Dreikönigstreffen der FDP im Opernhaus Foto: dpa

Seit ich eine Weile ins Freie gehe, bevor ich schreibe, erlebe ich seltsame Dinge.

Seit ich mir angewöhnt habe, eine Weile im Freien herumzugehen, bevor ich etwas in den Computer tippe, erlebe ich seltsame Dinge. Einen Tag vor dem Fest zu Ehren der Heiligen Drei Könige befahl man mich am frühen Nachmittag per Lautsprecherdurchsage zurück ins Haus: "Bitte verlassen Sie das Außenbecken, ein Gewitter zieht auf." Es blitzte und krachte, und das Mineralwasser schäumte hemmungslos im Bad Berg. Vorsichtshalber zog ich mich in die Männersauna zurück, um über die Stürme des Lebens nachzudenken.

Gewitter sind heute nichts Besonderes mehr im Januarwinter, wo es im ganzen Land dermaßen drunter und drüber geht, dass der Präsident aus Angst vor seinem Schiffsuntergang Lautsprecherdurchsagen auf die nächstbeste Mailbox brüllt.

Am Morgen danach ging ich vom Charlottenplatz durch den Schlossgarten zum Bahnhof, langsam und achtsam; überall in der Stadt tritt man auf politisch verminte Erde. An jeder Ecke ist zu hören, schon am kommenden Montag wolle die Bahn den Südflügel des Bonatzbaus abreißen.

Im Opernhaus am Eckensee trudelte gerade das letzte Aufgebot der FDP ein. Einige liberale Herrschaften, erzählte mir später ein Kutscher, waren so orientierungslos am Bahnhof angekommen, dass sie sich im Taxi zur Oper karren ließen (wo sie keinen Cent Trinkgeld gaben). Einem gesunden Menschen hätte zur Bewältigung dieser Strecke eine Rolle vorwärts genügt.

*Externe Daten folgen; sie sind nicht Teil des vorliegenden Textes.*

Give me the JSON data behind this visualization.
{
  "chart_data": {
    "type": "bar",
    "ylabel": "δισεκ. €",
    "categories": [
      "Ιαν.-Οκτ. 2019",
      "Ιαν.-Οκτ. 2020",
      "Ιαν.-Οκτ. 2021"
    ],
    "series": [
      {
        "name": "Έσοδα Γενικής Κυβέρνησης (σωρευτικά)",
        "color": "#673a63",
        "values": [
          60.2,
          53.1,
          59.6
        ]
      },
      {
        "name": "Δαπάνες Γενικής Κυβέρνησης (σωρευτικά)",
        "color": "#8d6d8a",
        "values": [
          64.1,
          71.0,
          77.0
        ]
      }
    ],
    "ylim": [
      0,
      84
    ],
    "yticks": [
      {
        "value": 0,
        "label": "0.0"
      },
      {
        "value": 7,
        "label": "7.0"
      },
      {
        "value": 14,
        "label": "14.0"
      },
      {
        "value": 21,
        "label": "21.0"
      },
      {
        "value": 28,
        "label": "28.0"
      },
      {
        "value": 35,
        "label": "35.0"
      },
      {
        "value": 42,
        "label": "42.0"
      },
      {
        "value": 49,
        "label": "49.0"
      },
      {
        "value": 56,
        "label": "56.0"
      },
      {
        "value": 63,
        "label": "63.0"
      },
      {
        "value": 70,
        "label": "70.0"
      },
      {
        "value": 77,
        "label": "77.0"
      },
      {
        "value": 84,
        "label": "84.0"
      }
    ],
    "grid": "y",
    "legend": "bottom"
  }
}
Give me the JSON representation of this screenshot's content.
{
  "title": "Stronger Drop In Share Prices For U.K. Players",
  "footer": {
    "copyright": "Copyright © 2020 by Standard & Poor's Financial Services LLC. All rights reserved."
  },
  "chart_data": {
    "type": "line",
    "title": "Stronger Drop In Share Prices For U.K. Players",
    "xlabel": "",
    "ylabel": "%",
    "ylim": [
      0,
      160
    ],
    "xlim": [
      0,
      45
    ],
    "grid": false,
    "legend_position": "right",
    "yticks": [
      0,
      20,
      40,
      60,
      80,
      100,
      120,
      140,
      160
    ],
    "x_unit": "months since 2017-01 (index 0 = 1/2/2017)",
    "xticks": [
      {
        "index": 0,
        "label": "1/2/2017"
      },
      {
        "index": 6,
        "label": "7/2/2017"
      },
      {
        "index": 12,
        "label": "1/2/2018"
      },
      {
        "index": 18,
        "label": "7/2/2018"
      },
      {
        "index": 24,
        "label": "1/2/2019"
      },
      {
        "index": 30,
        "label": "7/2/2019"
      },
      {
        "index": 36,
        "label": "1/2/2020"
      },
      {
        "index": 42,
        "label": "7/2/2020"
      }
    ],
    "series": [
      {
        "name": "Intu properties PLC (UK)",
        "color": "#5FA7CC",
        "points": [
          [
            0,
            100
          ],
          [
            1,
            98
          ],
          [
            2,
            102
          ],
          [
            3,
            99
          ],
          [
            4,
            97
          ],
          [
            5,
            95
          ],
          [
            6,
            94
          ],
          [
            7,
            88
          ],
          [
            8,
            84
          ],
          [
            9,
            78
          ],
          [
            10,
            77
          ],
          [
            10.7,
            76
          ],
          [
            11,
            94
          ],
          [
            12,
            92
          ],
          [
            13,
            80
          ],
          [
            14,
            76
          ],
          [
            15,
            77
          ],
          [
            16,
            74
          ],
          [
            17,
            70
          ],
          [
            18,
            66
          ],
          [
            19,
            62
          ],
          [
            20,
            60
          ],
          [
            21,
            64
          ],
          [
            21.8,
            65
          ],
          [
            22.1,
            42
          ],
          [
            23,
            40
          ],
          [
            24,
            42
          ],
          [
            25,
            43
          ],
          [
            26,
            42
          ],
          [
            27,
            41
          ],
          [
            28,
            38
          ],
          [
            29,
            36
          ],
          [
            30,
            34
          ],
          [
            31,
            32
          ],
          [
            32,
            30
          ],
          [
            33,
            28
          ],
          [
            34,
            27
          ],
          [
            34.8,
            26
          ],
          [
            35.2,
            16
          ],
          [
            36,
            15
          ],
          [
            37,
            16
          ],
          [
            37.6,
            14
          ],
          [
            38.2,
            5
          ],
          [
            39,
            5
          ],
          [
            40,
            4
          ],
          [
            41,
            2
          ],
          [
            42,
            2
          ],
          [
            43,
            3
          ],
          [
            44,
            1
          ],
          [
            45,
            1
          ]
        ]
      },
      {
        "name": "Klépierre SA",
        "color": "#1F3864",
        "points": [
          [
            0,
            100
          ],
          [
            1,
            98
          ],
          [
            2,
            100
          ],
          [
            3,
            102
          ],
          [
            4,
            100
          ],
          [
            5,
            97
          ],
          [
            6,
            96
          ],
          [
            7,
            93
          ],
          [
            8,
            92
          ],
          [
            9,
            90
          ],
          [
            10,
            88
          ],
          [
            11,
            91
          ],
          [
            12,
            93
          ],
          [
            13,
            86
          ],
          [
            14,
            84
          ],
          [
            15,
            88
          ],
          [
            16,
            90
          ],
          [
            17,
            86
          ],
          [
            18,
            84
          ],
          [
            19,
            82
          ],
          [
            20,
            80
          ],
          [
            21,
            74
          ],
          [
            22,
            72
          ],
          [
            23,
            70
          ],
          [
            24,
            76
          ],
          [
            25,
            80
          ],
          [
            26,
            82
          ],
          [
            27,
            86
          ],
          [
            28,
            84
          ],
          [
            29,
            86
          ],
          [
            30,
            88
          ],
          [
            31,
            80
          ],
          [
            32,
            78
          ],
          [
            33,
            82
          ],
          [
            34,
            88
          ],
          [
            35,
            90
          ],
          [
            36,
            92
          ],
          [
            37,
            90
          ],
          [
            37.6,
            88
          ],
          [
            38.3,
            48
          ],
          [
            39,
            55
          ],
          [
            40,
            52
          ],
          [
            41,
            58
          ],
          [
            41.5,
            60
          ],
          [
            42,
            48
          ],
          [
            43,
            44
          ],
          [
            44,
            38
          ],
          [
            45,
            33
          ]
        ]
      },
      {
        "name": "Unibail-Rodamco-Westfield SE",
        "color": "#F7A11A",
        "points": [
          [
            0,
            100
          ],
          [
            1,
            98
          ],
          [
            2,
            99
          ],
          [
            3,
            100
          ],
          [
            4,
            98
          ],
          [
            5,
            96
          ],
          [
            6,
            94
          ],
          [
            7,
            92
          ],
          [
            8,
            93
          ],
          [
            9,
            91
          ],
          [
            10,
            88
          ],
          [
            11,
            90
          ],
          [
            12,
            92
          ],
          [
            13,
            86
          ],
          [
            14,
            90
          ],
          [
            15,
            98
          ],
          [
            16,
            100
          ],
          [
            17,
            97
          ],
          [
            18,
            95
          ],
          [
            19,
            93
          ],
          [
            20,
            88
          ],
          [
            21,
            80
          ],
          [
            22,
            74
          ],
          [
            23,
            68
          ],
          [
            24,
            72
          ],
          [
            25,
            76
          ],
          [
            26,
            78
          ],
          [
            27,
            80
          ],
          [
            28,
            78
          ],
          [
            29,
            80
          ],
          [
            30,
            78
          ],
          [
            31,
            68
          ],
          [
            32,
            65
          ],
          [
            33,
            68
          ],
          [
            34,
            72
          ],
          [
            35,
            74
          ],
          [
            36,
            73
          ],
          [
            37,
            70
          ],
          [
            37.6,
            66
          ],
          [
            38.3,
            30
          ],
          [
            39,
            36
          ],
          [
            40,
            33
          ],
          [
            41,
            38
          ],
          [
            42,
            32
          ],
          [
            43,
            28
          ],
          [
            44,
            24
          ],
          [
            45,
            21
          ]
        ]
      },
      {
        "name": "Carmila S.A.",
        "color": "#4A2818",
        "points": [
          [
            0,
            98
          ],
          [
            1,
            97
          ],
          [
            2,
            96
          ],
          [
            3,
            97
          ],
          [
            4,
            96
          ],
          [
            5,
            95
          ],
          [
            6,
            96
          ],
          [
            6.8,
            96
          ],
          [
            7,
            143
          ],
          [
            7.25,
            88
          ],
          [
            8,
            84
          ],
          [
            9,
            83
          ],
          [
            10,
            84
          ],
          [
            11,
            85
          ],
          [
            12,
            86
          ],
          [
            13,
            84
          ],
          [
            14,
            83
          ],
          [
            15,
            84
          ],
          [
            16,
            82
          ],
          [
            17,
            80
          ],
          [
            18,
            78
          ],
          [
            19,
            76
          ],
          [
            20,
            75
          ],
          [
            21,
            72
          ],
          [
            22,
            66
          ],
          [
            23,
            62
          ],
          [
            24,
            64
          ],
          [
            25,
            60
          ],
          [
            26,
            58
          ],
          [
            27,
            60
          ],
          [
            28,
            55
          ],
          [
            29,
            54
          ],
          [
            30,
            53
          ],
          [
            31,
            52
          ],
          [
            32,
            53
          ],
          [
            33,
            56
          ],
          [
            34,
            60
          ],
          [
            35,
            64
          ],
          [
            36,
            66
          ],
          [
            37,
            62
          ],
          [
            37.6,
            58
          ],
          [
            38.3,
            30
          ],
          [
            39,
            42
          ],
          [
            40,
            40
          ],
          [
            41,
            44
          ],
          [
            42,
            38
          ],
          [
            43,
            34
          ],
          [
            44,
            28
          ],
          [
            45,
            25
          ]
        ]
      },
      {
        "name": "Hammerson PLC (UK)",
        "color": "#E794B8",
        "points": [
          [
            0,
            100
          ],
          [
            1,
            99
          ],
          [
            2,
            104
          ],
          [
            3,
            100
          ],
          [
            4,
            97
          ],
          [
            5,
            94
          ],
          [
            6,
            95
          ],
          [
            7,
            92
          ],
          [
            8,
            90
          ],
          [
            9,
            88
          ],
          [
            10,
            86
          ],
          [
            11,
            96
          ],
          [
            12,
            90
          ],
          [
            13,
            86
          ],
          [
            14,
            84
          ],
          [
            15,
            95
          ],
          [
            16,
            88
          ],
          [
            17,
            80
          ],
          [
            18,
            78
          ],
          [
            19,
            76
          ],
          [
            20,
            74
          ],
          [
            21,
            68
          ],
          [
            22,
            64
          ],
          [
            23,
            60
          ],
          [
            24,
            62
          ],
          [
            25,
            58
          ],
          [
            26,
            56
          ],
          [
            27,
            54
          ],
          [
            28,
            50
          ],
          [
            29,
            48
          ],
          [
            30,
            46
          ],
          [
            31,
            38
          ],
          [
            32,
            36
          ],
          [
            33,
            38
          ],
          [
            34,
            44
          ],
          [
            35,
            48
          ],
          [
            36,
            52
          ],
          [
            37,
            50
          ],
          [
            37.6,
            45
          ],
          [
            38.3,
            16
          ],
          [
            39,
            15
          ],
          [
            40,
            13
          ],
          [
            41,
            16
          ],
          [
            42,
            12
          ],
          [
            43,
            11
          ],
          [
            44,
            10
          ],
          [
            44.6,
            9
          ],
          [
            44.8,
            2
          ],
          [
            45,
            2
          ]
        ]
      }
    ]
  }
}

Kaum war ich zu Fuß eingetroffen, führte eine Gruppe adrett kostümierter Jungliberaler (JuLis) in gebührendem Abstand zum Opernhaus eine Nummer auf, die mich an schlecht kopierte Küchenszenen aus der Comedy-Show "Dirty Dishes" (Schmutziges Geschirr) erinnerte. Die FDP-Zöglinge hielten aufgeklappte Pizzaschachteln mit Zetteln wie "Bürgergeld", "Ende der Personaldebatte" und "Freie Schulen" vor sich hin, und alle skandierten: "Liiieee-fert end-lich!" Ich dachte schon daran, ein paar ältere Damen aus der weiteren Umgebung zu rufen, um die Schreihälse mit Proviant ruhigzustellen, der normalerweise der Entenfütterung in den Außenbecken des Schlossgartens dient.

Halbwegs verständlich wurde das Protest-Getue erst beim Betrachten der Kulissen. Die FDP-Jungschar hatte sich vor einem dreirädrigen Kleintransporter mit der Aufschrift "Liberaler Lieferservice" aufgebaut, über den Köpfen ein Transparent mit der Kampfparole: "Genug gebacken. Liefert endlich."

Auf diese Weise folgen sie ihrer politischen Bestimmung: JuLis sind Mulis. Ordnungsgemäß lieferten sie dem Dreikönigstreffen den Dreikäsehoch-Prolog. Gut möglich, dass sie demnächst mit Möbelwagen vor den Parteibüros vorfahren müssen.

Beinahe hätte ihre Open-Air-Show exklusiv für mich und den Kameramann des SWR stattgefunden, wäre nicht noch ein lustiger Obdachloser aufgetaucht, um die Versammlung mit der neoliberalen Globalparole zu grüßen: "Freibier!"

Wundersamerweise ist die FDP immer noch im ehrenwerten Opernhaus der Stuttgarter Staatstheater am Eckensee zu Gange, obwohl für ihren Zwei-Prozent-Club längst das Dreigroschentheater am Marienplatz genügen würde. Die kleinste Bühne der Stadt böte FDP-Stars wie Rösler, Niebel & Döring inzwischen ausreichend Platz für die jährliche Neuinszenierung ihrer Drei-Goschen-Oper.

Jammerschade nur, dass als wahrer Protagonist und Repräsentant der freidemokratischen Königsklasse nicht mehr der originale Döring namens Walter zur Verfügung steht. Mit seiner Erfahrung als ministerieller Schutzherr verdorbener Kirmes-Fischbrötchen käme er für den liberalen Pizza-Service wie bestellt.